What Dog Bites The Most?
There is no definitive information about what breed of dog bites the most.
An academic study conducted in Ireland concluded that Border Collies and Labrador Retrievers bite more frequently than German Shepherds and Rottweilers. A study in the United Kingdom revealed that when dog bite victims knew the breed of the biting dog, German Shepherd/Alsatians bit most often, followed by Border Collies and Jack Russells. One U.S. study of dog bites in children suggests that pit bull bites are more common among teens and Shih-Tzu bites are more common in children younger than three. Some popular U.S. websites for dog owners list Chihuahuas as the dog that bites the most.
The Centers for Disease Control and Prevention (CDC), which collects information on dog bites, stopped collecting information about dog breeds because the information is unreliable. With no central database of dog bites, information about dog bites comes from victims, emergency rooms, veterinarians, and local governments. There is no way to verify the breeds of biting dogs and information about many bite incidents does not include a dog’s breed.

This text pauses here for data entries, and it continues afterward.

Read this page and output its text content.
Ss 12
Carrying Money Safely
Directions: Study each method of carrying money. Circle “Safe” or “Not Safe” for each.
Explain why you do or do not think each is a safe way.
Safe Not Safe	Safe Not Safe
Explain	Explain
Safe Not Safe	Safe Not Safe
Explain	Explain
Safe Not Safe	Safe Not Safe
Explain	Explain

The bottom line from these studies and multiple sources, including the American Veterinary Medical Association, is that while a dog’s breed is a factor in dog bites, the dog’s upbringing and treatment are more determinative. The other key factor is the circumstances surrounding the dog bite.
Which Dog Bites are the Most Dangerous?
Although many types of dogs bite, some breeds are inherently more dangerous or aggressive. The 10 most dangerous dog breeds are:
- German Shepherd
- Dobermann Pinscher
- Wolf Hybrid
- Siberian Huskey
- Alaskan Malamute
- Great Dane
Because of their inherent danger many insurance companies in California have stopped covering Pitbulls in their Homeowner’s policies.
How Often Do Dogs Bite?
Dogs bite often. They bite more than 4.5 million people annually. At least half of dog bite victims are children. Because of their small size, dog bite injuries are more severe for children than adults. Because children’s faces and torsos are closer to a dog’s teeth, they suffer more injuries to sensitive areas of the body. Children die from dog bites at a higher rate than adults.
Dog bites cause tremendous damage. In 2013, plastic surgeons performed more than 27,000 reconstructive surgeries because of dog bites. On average, dogs kill 30-40 people annually in the U.S. Half the fatalities are victims younger than ten years old. Finally, each year insurance companies pay about $500 million in dog bite claims. In 2015, the average California dog bite claim payment was $37,329, and California had the most dog bite claims out of the 50 states.
How Can Dog Bites Be Prevented?
While dog owners are liable for any damages caused by their dog’s bite, dog owners are not the only ones responsible for preventing dog bites. Everyone should know basic safety rules for being around dogs. This is particularly important because more than half of dog bite victims are bitten by their family dog or the dog of a close friend or relative.
The CDC provides the following suggestions for preventing dog bites:
- Never leave babies or young children unsupervised with a dog.
- Never approach or reach out to a strange dog. If the dog has an owner, ask before getting close to the dog.
- If an unfamiliar dog approaches you, freeze in place; don’t run. Stand with the side of your body toward the dog rather than facing it directly, which the dog might interpret as aggressive.
- Don’t make loud noises or startle a dog.
- If a dog is sleeping, eating, playing with a toy or bone, or caring for puppies, stay away.
- Notice warning signs that a dog is distressed and may become aggressive: growling, showing teeth, cowering, flattening ears, suddenly becoming rigid and still, or showing the whites of the eyes.
How Can Dog Owners Prevent Dog Bites
Dogs have feelings and when they feel nervous, fearful, angry, or threatened, they may react by biting. Even the gentlest pets can reach a point where they are capable of biting.
Dog owners should know their dogs’ limits and should strive to keep dogs out of situations that upset the dogs. Importantly, owners should obey all state and local leash and canine ownership laws.
Dog owners can reduce the likelihood that their pet will bite someone by:
- socializing dogs at a young age by introducing puppies to many different people, animals, and situations.
- spaying or neutering dogs.
- properly training dogs under the guidance of a professional dog trainer.
- avoiding people, animals, and situations that stress the dog.
- treating the dog humanely and spending time with it.
- discouraging rough play and ensuring the dog gets proper exercise.